ウイキペディアによると、「SCREEN」は1945年10月に創業(設立は1950年2月)した近代映画社が1946年5月に創刊した。創刊号は表紙が日本の女優、原節子(はら・せつこ、1920-2015)、裏表紙がアメリカの俳優、タイロン・パワー(Tyrone Power、1914-1958)という構成で、大きさはB5サイズ、価格は4円80銭、発行部数は2万部だった。1948年に創刊1周年記念として、「スクリーン」とカタカナ表記に変更した。

1952年に名物連載となる双葉十三郎(ふたば・じゅうざぶろう、1910-2009)の「ぼくの採点表」が開始され、2000年まで48年間掲載された(後に書籍として刊行)。1950年代にハリウッドに特派員を置き、1967年に創刊20周年記念号に当たる2月号よりサイズがA4変型判に変更された。1968年にベネチア国際映画祭図書展で出版部門のサンマルコ獅子賞を受賞している。

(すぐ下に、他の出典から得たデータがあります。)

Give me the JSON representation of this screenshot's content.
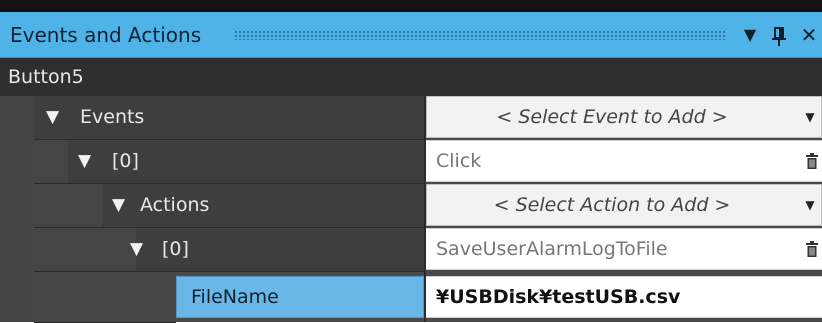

1983年に香港の俳優、ジャッキー・チェン(成龍=しぇんろん=、Jackie Chan、1954年4月7日生まれ)が男優として23年ぶりに表紙を飾った。1994年にアメリカの俳優、レオナルド・ディカプリオ(Leonardo W.DiCaprio、1974年11月11日生まれ)が男優として10年ぶりに表紙を飾った。1997年2月の50周年記念号よりサイズがA4ワイド判になり、「SCREEN」と再び英文表記に戻した。2015年7月に通巻1000号を刊行している。

2015年に発行元の近代映画社が社名を「ケーイー」と変更し、10月2日に東京地方裁判所へ破産申請し、同日に手続き開始が決定し(負債総額は約9億5000万円、2016年7月12日に法人格が消滅)、食材宅配サービス会社「タイヘイ」傘下の会社「ティ・アイ・ティ」に2015年10月1日付で譲渡され、「ティ・アイ・ティ」が「近代映画社」に商号を変更した上で発行を継続している(SCREEN、SCREEN+、BIG ONE GIRLSの3誌)。

開場時間は11時から18時30分まで。入場料は一般250円、大学生130円、65歳以上、高校生以下、18歳未満、障がい者(付添者は原則1人まで)、国立映画アーカイブのキャンパスメンバーズは無料。5月18日「国際博物館の日」は無料。5月25日から28日、7月6日と7日、月曜日は休み。